The development of the software represents a unique private-public partnership. The software would prove useful if the audit firms and the taxmen ensure its proper use. The chartered accountants would need to upload the financials to the DVS faithfully and the taxmen match the returns with the DVS inputs. All these would happen only if the audit firms and tax officials prove to be true to their designated tasks. Here, both NBR and ICAB will have to be watchful.
That the country's tax- GDP (gross domestic product) ratio is one of the lowest in the region is a widely known fact. The evasion of tax payment by eligible companies is one of the major reasons behind the poor revenue receipt. Numbers do speak for the situation on the ground. Nearly 176, 000 companies are registered with the Registrar of Joint Stock Companies and Firms (RJSC&F) and around 78000 of them have tax identification numbers (TINs). Sadly enough, half of them do not submit tax returns at the end of the every assessment year. Then again, financials accompanying the returns of a sizeable number of companies are suspected to be doctored ones.
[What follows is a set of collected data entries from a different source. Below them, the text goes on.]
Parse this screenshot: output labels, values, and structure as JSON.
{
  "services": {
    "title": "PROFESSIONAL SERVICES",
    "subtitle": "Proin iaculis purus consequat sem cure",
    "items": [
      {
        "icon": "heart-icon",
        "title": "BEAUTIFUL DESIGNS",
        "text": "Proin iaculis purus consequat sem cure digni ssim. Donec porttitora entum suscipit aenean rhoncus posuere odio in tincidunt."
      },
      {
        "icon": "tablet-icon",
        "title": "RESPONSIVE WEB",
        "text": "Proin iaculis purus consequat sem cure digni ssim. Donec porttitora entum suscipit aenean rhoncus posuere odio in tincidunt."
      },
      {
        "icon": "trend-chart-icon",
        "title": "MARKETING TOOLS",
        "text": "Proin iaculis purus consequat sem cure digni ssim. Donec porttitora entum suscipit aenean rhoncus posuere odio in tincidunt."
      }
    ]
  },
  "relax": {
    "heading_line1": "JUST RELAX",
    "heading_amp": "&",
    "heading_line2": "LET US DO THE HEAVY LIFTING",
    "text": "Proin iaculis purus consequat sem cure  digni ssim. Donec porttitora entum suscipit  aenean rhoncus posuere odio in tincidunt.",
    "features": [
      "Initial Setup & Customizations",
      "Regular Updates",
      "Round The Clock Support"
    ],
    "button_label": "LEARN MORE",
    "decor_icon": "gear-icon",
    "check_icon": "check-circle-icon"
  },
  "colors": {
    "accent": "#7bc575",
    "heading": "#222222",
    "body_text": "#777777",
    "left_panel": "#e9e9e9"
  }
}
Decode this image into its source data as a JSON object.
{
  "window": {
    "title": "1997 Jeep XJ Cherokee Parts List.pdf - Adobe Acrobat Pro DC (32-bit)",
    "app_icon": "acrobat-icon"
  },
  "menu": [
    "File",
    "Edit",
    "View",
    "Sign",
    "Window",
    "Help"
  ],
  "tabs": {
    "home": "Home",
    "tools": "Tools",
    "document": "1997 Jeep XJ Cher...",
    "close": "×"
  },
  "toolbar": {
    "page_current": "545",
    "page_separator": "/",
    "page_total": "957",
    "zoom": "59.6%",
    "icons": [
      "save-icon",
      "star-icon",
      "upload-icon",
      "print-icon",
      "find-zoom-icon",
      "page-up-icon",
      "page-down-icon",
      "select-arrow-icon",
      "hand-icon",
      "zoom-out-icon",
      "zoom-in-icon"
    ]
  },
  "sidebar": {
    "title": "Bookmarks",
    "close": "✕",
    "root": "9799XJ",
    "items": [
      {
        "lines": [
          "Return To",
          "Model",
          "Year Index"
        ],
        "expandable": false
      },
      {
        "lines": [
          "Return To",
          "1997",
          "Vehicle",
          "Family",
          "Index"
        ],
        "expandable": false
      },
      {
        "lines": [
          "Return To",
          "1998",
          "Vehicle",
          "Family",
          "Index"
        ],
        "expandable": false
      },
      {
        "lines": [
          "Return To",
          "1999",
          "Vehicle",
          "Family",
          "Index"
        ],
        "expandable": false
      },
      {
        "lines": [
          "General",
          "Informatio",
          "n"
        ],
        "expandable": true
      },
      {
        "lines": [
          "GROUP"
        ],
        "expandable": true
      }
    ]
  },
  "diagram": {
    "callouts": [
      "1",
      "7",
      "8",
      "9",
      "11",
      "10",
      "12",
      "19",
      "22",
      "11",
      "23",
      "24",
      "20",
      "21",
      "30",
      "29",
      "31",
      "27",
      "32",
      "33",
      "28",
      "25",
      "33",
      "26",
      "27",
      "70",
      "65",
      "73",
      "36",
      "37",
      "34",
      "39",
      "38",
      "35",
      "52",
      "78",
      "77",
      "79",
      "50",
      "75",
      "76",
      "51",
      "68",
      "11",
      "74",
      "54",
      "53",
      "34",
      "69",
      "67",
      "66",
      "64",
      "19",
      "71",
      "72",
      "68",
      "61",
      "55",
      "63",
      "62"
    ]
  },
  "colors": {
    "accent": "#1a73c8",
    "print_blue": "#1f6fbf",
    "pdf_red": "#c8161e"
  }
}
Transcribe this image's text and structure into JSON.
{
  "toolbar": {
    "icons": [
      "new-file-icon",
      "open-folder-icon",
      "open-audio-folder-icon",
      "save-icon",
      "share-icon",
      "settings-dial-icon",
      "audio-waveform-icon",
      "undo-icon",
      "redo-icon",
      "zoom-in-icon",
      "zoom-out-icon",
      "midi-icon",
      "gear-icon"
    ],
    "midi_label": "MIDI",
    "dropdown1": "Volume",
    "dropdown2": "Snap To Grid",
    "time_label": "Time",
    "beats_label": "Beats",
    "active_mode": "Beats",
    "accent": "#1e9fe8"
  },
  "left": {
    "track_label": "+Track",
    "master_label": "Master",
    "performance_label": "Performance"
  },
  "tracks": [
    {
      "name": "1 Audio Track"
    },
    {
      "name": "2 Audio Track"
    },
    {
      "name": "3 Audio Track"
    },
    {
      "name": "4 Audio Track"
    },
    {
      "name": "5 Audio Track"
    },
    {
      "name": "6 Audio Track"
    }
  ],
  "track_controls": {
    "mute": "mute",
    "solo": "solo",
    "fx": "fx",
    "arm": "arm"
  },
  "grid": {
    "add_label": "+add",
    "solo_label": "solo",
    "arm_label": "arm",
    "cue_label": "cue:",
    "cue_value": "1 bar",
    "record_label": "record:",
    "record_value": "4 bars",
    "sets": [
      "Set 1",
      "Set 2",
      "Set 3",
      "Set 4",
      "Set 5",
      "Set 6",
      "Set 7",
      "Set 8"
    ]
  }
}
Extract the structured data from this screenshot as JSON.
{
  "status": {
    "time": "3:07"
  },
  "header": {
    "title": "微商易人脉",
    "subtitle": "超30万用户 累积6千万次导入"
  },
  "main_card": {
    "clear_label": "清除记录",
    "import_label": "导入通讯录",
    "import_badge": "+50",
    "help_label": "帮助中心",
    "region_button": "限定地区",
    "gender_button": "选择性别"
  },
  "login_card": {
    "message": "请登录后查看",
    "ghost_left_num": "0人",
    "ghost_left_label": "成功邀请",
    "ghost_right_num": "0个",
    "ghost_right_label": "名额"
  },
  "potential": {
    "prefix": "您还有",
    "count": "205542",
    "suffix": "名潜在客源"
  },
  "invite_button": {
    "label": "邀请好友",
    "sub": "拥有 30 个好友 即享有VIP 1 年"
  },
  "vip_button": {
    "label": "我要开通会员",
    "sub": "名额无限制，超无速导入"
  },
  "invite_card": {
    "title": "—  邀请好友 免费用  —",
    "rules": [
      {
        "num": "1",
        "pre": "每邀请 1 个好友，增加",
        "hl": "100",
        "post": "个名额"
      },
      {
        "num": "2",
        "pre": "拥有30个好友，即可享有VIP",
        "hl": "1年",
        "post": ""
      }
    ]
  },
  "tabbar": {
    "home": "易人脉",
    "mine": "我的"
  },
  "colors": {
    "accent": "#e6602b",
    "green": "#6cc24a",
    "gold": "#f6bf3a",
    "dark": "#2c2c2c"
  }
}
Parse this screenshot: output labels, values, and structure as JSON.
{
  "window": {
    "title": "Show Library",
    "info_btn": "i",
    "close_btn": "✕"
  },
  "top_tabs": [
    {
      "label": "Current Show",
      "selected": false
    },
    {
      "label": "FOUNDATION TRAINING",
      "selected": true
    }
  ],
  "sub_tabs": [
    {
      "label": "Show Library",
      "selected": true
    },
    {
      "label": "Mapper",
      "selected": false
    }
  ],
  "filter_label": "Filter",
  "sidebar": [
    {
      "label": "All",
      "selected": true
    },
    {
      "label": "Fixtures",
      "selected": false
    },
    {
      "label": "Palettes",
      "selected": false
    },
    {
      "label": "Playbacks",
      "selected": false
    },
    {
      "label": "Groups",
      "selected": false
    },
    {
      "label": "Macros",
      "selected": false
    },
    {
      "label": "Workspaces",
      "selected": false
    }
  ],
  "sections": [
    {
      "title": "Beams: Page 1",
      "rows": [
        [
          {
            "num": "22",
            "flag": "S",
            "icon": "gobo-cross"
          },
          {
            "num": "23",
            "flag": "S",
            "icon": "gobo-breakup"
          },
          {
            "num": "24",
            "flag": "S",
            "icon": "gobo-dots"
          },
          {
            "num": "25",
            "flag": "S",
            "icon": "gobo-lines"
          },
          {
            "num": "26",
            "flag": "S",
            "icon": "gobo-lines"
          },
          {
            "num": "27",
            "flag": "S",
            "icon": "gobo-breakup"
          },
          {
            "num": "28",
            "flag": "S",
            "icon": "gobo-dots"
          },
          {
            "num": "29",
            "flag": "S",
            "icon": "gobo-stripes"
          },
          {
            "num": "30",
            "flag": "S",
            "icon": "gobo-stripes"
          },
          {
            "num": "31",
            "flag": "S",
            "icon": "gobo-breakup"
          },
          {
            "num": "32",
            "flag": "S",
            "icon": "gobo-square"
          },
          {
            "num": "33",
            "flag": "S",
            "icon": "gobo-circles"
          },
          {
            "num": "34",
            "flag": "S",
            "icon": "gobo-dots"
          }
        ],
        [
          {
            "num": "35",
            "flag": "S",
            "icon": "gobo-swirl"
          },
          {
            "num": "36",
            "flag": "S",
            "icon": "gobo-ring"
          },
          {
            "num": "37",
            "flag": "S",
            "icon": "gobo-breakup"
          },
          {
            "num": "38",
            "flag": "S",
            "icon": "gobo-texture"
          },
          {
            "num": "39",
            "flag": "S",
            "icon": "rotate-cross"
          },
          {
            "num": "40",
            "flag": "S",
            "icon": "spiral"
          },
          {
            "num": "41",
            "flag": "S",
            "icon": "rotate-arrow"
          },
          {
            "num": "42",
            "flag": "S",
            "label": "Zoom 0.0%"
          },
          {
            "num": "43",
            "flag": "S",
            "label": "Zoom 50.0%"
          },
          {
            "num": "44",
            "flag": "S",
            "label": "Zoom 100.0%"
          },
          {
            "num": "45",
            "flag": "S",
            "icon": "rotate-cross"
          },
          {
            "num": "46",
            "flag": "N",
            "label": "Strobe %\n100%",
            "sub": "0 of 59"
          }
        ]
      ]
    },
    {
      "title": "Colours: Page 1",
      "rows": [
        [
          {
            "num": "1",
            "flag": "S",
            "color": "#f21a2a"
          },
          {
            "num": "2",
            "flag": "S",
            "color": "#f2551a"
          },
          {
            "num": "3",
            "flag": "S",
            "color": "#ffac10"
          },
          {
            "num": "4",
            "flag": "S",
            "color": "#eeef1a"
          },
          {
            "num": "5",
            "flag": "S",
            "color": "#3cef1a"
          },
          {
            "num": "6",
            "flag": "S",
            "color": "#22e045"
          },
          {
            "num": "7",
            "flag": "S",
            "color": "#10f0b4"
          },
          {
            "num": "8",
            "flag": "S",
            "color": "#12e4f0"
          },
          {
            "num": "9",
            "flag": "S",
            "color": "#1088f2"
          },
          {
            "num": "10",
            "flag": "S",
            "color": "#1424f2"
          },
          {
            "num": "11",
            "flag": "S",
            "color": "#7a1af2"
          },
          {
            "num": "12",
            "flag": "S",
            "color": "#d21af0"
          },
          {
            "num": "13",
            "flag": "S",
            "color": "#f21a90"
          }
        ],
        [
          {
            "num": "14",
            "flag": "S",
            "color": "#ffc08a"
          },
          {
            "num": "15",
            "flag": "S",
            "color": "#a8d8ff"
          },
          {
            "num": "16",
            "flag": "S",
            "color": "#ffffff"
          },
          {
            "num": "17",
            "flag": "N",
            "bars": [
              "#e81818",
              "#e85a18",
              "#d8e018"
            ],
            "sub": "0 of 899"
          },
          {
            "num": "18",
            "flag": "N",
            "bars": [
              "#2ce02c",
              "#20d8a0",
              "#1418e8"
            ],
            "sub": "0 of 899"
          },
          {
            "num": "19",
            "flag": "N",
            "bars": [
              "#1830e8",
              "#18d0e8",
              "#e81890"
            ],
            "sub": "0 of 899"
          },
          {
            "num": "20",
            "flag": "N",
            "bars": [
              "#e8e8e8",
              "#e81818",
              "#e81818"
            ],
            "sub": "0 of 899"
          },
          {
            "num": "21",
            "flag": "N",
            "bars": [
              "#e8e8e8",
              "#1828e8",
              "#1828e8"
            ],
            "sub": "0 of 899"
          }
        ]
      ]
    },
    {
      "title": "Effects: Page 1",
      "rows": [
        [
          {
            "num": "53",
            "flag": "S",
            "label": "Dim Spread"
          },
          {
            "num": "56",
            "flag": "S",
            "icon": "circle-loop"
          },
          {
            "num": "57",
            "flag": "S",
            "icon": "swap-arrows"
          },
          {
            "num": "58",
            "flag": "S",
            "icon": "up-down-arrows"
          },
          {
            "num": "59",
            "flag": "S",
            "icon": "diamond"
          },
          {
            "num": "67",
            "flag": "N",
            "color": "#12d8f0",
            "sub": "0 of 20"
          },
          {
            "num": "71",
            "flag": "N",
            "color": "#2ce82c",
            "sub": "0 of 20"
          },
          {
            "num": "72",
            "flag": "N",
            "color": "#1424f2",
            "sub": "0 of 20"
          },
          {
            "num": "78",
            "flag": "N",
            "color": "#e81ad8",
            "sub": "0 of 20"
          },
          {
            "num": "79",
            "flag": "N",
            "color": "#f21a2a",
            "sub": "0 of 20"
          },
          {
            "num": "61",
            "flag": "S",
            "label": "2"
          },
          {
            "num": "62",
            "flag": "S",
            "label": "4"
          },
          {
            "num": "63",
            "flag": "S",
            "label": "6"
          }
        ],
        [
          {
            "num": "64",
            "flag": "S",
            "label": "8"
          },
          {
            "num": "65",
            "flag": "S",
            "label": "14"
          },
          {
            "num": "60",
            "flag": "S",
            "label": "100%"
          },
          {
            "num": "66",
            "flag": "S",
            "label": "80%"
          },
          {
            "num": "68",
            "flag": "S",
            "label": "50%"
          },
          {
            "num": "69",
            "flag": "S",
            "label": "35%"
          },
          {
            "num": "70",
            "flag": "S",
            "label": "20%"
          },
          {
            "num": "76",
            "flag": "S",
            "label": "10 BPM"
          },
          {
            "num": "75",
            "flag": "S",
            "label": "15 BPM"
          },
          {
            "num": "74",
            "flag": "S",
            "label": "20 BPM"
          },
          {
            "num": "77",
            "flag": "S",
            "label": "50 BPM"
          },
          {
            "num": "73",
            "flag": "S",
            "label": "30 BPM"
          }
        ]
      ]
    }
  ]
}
Thus, the DVS software could be a breakthrough in the NBR's efforts to boost corporate tax revenue when all the relevant works are done faithfully by all the relevant parties. The quality of audit reports to be uploaded to the software will of be of great import. The professional integrity of chartered accountants who are promise-bound to follow international and national auditing standards comes into play here.
Unfortunately, allegations about deviation from such standards by a section of unscrupulous auditors have surfaced in recent years. In the face of demands from capital market investors and experts, the government has put in place the Financial Reporting Council (FRC) to discipline the audit work. But the council is taking time to show its teeth, it seems.
Another important issue--- non-submission of tax returns by a large number of companies--- should not escape the notice of the revenue authorities. Had these entities submitted their authentic tax returns, the volume of tax receipts would have gone up manifold. That would have helped the government address one of the major fiscal weaknesses---deficit financing--- to a great extent.
Besides, it could have also helped the government to meet a long-standing demand from the private sector---lowering of the corporate tax rates. The demand is justified since the corporate tax rate in Bangladesh, compared to many other countries, is high. But the cut will be possible only if the companies turn out to be faithful in preparing genuine financials and paying taxes to the government.